Sejak itu Wasdri di bawah "perlindungan" sang sutradara. Tapi
pemuda Batang itu enggan tinggal di rurnah Nico. "Malu, ah",
katanya. Ia hanya mau menerima suplai uang makan dan rokok.
Dasar Wasdri. Tampangnya memang angin-anginan. Pada hari Selasa
malam Rabu, pertengahan bulan lalu, ia mbolos dan kembali ke
kampung halamannya. Untuk itu ia terpaksa menjual arlojinya, Rp
600, padahal dulu dibelinya dengan harga Rp 5.000. Juga
kemejanya yang dulu dibelinya tak kurang dari Rp 3.000,
dijualnya saja Rp 500. Itupun hanya cukup untuk sampai ke Tegal.

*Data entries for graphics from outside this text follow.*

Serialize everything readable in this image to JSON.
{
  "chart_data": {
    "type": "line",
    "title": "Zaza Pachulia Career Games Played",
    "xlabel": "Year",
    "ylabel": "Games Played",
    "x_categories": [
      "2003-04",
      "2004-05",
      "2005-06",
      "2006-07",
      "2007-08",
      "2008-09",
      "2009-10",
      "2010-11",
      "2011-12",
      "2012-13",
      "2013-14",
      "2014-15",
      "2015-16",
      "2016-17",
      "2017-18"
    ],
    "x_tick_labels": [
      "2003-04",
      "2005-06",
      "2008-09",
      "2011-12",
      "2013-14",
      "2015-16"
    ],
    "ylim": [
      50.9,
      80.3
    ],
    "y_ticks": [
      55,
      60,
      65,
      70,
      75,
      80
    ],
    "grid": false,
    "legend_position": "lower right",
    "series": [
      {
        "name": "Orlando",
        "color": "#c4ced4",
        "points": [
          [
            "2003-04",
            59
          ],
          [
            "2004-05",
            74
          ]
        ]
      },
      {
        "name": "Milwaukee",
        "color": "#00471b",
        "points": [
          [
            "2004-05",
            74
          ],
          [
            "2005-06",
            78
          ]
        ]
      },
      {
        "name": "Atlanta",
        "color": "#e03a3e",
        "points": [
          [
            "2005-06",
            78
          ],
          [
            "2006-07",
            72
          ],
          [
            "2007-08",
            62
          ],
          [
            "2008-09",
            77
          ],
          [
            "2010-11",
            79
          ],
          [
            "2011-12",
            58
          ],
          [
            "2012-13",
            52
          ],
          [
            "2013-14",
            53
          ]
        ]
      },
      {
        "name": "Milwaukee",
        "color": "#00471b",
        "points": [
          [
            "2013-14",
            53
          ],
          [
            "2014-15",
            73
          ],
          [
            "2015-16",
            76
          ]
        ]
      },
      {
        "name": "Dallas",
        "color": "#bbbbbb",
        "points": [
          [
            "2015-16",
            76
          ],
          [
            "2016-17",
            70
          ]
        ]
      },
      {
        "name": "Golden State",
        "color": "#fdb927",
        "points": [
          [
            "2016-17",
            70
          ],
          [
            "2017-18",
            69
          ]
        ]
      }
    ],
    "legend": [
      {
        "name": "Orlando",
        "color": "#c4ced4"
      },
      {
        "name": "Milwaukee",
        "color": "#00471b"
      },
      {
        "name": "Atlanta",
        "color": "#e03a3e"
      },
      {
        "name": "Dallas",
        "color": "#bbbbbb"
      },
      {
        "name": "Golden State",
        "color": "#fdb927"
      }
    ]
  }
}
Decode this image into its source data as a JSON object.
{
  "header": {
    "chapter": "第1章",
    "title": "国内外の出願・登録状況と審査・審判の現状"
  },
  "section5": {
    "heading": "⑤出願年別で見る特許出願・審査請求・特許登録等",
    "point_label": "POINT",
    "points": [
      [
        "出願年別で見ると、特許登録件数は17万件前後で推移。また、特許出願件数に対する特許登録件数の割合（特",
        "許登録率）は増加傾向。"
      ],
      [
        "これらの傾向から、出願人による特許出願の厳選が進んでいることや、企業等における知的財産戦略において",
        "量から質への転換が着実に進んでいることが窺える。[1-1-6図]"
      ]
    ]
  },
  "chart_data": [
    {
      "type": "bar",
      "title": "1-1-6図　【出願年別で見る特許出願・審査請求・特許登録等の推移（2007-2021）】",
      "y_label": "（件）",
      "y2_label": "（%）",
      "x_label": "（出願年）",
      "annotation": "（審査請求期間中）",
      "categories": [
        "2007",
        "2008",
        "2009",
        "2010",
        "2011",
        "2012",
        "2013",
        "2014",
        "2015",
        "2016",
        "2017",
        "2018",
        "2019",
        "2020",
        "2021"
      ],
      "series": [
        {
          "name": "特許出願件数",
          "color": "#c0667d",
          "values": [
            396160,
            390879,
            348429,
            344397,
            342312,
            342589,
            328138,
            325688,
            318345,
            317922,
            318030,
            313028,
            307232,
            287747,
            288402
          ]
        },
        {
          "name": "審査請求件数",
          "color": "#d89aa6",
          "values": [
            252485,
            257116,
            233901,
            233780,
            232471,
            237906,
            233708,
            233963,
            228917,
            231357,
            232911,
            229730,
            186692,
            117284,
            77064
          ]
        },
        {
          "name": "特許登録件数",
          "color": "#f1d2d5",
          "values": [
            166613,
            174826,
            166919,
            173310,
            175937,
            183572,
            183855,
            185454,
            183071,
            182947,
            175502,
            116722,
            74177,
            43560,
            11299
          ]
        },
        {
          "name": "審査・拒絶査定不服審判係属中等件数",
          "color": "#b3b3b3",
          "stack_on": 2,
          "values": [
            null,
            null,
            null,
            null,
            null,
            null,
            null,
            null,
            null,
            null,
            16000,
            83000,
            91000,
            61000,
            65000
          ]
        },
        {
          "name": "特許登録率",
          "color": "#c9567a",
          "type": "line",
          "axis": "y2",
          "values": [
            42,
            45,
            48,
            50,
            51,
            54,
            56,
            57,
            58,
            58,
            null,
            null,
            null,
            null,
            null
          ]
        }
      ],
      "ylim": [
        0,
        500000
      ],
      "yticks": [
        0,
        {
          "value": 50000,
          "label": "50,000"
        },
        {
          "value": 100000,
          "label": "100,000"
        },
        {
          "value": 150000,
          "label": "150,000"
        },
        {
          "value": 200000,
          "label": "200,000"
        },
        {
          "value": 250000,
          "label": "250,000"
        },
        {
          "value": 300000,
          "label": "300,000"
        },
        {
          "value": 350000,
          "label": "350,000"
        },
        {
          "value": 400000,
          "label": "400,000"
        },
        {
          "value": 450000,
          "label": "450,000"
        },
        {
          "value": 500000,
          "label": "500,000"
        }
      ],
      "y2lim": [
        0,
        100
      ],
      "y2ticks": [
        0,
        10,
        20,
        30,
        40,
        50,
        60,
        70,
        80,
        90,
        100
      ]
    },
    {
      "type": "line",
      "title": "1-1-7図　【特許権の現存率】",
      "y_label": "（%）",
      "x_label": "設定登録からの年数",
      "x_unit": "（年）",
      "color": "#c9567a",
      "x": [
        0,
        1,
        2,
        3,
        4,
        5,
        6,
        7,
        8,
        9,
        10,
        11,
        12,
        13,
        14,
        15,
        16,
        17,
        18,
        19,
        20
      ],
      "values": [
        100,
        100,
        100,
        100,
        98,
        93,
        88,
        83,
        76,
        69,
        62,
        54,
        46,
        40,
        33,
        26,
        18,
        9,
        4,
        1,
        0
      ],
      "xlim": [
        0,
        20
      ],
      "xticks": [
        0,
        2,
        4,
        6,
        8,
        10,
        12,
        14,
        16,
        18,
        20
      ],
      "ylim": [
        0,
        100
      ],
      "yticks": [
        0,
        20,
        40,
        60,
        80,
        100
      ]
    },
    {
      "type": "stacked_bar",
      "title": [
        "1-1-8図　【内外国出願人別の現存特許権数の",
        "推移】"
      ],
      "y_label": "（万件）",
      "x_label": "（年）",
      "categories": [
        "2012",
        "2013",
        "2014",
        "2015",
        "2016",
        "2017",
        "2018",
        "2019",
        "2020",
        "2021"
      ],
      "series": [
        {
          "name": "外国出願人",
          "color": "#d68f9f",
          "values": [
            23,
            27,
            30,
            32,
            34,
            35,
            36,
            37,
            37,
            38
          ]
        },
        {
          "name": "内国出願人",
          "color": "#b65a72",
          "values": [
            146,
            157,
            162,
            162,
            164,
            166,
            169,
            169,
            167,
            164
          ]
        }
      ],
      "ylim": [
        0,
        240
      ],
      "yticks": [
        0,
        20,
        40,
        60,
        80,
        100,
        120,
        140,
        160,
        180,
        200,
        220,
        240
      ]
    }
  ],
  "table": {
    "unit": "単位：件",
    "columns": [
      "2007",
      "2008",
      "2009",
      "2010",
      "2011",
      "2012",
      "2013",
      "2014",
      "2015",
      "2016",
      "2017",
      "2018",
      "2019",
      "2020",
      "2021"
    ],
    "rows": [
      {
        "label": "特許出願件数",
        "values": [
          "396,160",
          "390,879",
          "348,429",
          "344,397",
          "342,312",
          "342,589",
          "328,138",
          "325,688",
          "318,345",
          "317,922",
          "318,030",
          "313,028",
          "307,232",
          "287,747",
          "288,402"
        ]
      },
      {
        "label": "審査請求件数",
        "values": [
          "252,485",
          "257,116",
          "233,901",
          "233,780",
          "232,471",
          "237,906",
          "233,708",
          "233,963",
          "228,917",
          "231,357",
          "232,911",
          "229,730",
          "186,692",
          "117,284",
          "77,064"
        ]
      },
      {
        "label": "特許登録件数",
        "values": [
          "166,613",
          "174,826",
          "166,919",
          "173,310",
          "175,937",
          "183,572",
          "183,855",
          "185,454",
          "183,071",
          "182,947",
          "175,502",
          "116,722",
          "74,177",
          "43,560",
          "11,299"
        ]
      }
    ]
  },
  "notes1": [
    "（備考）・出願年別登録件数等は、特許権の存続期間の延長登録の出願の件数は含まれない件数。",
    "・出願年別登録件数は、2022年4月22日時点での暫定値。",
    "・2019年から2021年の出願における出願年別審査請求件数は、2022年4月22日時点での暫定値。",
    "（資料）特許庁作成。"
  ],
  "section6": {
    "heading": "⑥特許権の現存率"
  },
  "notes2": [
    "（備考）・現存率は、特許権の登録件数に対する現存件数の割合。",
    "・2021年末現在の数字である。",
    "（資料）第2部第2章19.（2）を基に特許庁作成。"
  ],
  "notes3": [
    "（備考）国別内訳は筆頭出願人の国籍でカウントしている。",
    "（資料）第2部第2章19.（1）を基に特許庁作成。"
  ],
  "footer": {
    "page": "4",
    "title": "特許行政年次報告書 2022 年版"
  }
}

Untuk melanjutkan perjalanan ke Batang dijuallah baju yang
melekat di badannya, Rp 200. Dengan menahan lapar dan keinginan
merokok, sampai juga Wasdri di rumah.
Tempo hari, begitu jadi pokok berita (dihukum 3 bulan dengan
tuduhan memeras jaksa wanita) ia jadi terkenal juga di
kampungnya sendiri. Ketika diberitakan koran bahwa dia akan
pulang selepas dari Penjara Cipinang, orang sekampung pada
menunggununggu. Ibu Kaltomah, janda Lurah Dasimun, sedih
menyambut anaknya "Dia tinggal balung (tulang) dengan kulit
saja." Mana loyo dan sakit-sakitan lagi.
Tapi kampung Klidang Wetan lantas kebanjiran tamu - padahal
tempatnya terpencil di sebelah utara Kota Batang. Ada wartawan,
pelajar, mahasiswa, guru -- hampir semuanya membawa sumbangan.

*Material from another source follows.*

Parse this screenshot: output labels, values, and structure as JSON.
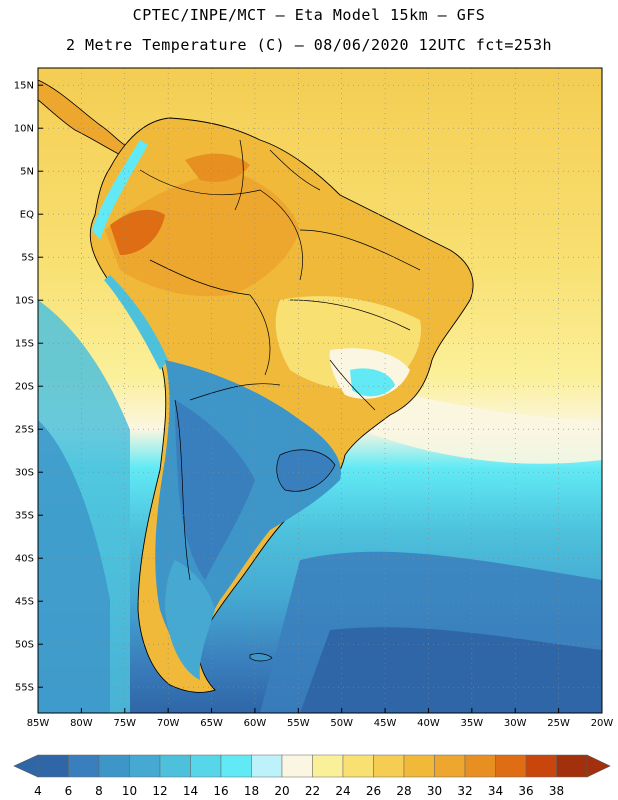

Mahasiswa UGM misalnya, datang ke sana membawa oleh-oleh kaos
oblong bergambar Wasdri dan uang sumbangan Rp 37.000. Wasdri
menerima sekitar Rp 125.000 - termasuk yang lewat pos wesel.

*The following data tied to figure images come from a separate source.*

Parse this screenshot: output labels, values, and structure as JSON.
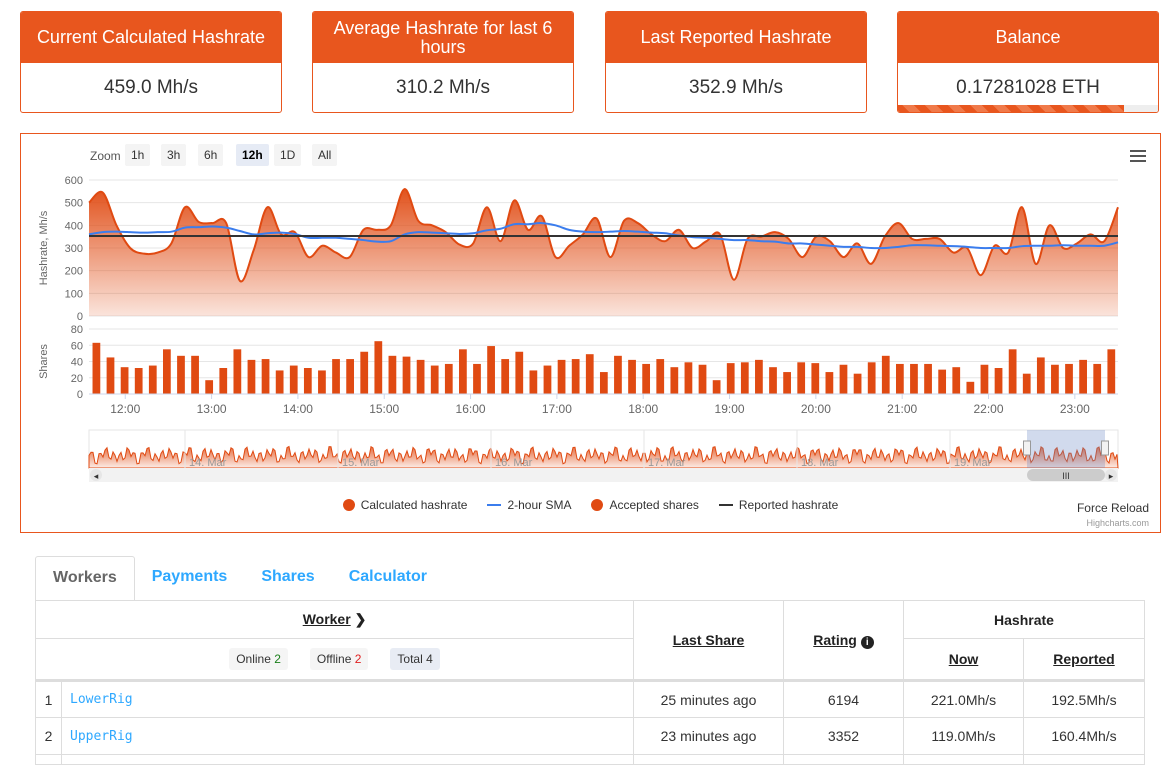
{
  "cards": [
    {
      "title": "Current Calculated Hashrate",
      "value": "459.0 Mh/s"
    },
    {
      "title": "Average Hashrate for last 6 hours",
      "value": "310.2 Mh/s"
    },
    {
      "title": "Last Reported Hashrate",
      "value": "352.9 Mh/s"
    },
    {
      "title": "Balance",
      "value": "0.17281028 ETH",
      "progress": 0.87
    }
  ],
  "zoom": {
    "label": "Zoom",
    "buttons": [
      "1h",
      "3h",
      "6h",
      "12h",
      "1D",
      "All"
    ],
    "selected": "12h"
  },
  "colors": {
    "accent": "#e8561e",
    "sma": "#3b7ded",
    "reported": "#333333",
    "link": "#2ea8ff"
  },
  "chart_data": {
    "type": "area",
    "x_start_hour": 11.58,
    "x_end_hour": 23.5,
    "x_ticks": [
      "12:00",
      "13:00",
      "14:00",
      "15:00",
      "16:00",
      "17:00",
      "18:00",
      "19:00",
      "20:00",
      "21:00",
      "22:00",
      "23:00"
    ],
    "hashrate": {
      "ylabel": "Hashrate, Mh/s",
      "ylim": [
        0,
        600
      ],
      "yticks": [
        "0",
        "100",
        "200",
        "300",
        "400",
        "500",
        "600"
      ],
      "calculated": [
        500,
        545,
        400,
        300,
        275,
        280,
        320,
        480,
        415,
        410,
        410,
        155,
        290,
        480,
        360,
        370,
        260,
        310,
        280,
        260,
        380,
        380,
        400,
        560,
        420,
        400,
        370,
        315,
        320,
        480,
        330,
        510,
        380,
        440,
        260,
        310,
        360,
        430,
        260,
        420,
        410,
        360,
        330,
        380,
        300,
        330,
        360,
        160,
        340,
        350,
        370,
        340,
        260,
        350,
        330,
        260,
        320,
        230,
        350,
        410,
        340,
        340,
        340,
        280,
        300,
        180,
        310,
        280,
        480,
        230,
        400,
        300,
        320,
        360,
        330,
        480
      ],
      "sma": [
        360,
        370,
        372,
        370,
        368,
        370,
        372,
        390,
        392,
        395,
        390,
        375,
        360,
        365,
        368,
        362,
        345,
        345,
        345,
        340,
        335,
        328,
        330,
        360,
        370,
        368,
        365,
        362,
        365,
        378,
        385,
        405,
        405,
        410,
        400,
        380,
        372,
        370,
        372,
        375,
        372,
        368,
        365,
        355,
        348,
        345,
        340,
        335,
        335,
        330,
        328,
        320,
        320,
        315,
        310,
        305,
        305,
        300,
        300,
        305,
        312,
        312,
        310,
        308,
        305,
        300,
        300,
        300,
        308,
        310,
        310,
        312,
        310,
        310,
        310,
        325
      ],
      "reported": 352.9
    },
    "shares": {
      "ylabel": "Shares",
      "ylim": [
        0,
        80
      ],
      "yticks": [
        "0",
        "20",
        "40",
        "60",
        "80"
      ],
      "values": [
        63,
        45,
        33,
        32,
        35,
        55,
        47,
        47,
        17,
        32,
        55,
        42,
        43,
        29,
        35,
        32,
        29,
        43,
        43,
        52,
        65,
        47,
        46,
        42,
        35,
        37,
        55,
        37,
        59,
        43,
        52,
        29,
        35,
        42,
        43,
        49,
        27,
        47,
        42,
        37,
        43,
        33,
        39,
        36,
        17,
        38,
        39,
        42,
        33,
        27,
        39,
        38,
        27,
        36,
        25,
        39,
        47,
        37,
        37,
        37,
        30,
        33,
        15,
        36,
        32,
        55,
        25,
        45,
        36,
        37,
        42,
        37,
        55
      ]
    },
    "navigator_labels": [
      "14. Mar",
      "15. Mar",
      "16. Mar",
      "17. Mar",
      "18. Mar",
      "19. Mar"
    ],
    "legend": [
      "Calculated hashrate",
      "2-hour SMA",
      "Accepted shares",
      "Reported hashrate"
    ]
  },
  "force_reload": "Force Reload",
  "credits": "Highcharts.com",
  "tabs": [
    "Workers",
    "Payments",
    "Shares",
    "Calculator"
  ],
  "table": {
    "worker_header": "Worker",
    "last_share_header": "Last Share",
    "rating_header": "Rating",
    "hashrate_header": "Hashrate",
    "now_header": "Now",
    "reported_header": "Reported",
    "online_label": "Online",
    "online_count": "2",
    "offline_label": "Offline",
    "offline_count": "2",
    "total_label": "Total",
    "total_count": "4",
    "rows": [
      {
        "idx": "1",
        "name": "LowerRig",
        "last_share": "25 minutes ago",
        "rating": "6194",
        "now": "221.0Mh/s",
        "reported": "192.5Mh/s"
      },
      {
        "idx": "2",
        "name": "UpperRig",
        "last_share": "23 minutes ago",
        "rating": "3352",
        "now": "119.0Mh/s",
        "reported": "160.4Mh/s"
      }
    ]
  }
}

Tapi, menurut ibu Wasdri, uang itu habis juga untuk membiayai
anaknya. Untuk memulihkan kesehatan, Wasdri ini sekarang minta
disediai telur dan susu setiap pagi. Di samping itu ibunya juga
memandikannya dengan air panas dan mencekoki jamu dari seduhan
daun johar. Untungrlya, sebelum uang habis, sempat juga
dibelikan 10 ekor kambing. "Untuk tabungan," kata ibu.
Wasdri sendiri tak tahu kalau namanya dibicarakan orang lagi
sehubungan dengan 'pemasungan kreativitas.' "Tak pernah lihat
koran lagi, sih," katanya. Ia merasa lebih tenang tinggal di
kampung. Tak ada pekerjaan apa-apa. Badannya sudah mulai kekar.
Apalagi kalau lagi nampang dengan jaket jeannya. "Ini dari Pak
Nico," ujarnya bangga. Dan di dalamnya tampak kaos putih
bergambar wajahnya, pemberian mahasiswa UGM.
Ia tinggal bersama ibu, adik, ipar serta keponakan. Rumahnya
sendiri kecil, 4 x 10 meter, beratap rumbia dan sudah condong.
Lantai tanah. Ruang depannya tempat warung ibunya: makanan
kecil, kerupuk dan es. Dulu pernah jual rokok. Sekarang tidak
lagi - "habis diisap Wasdri sendiri."
Cita-cita Wasdri sekarang, kata ibunya, ingin kawin dcngan
seorang gadis, anak Pak Mustajab. Ini bikin pusing keluarganya.
Maklum yang diincar Wasdri ini termasuk anak orang terhemuka di
sana. Tapi kata kakaknya, Tohali: "Wasdri memang agak nyentrik,
tapi sckarang sudah sedikit mendingan."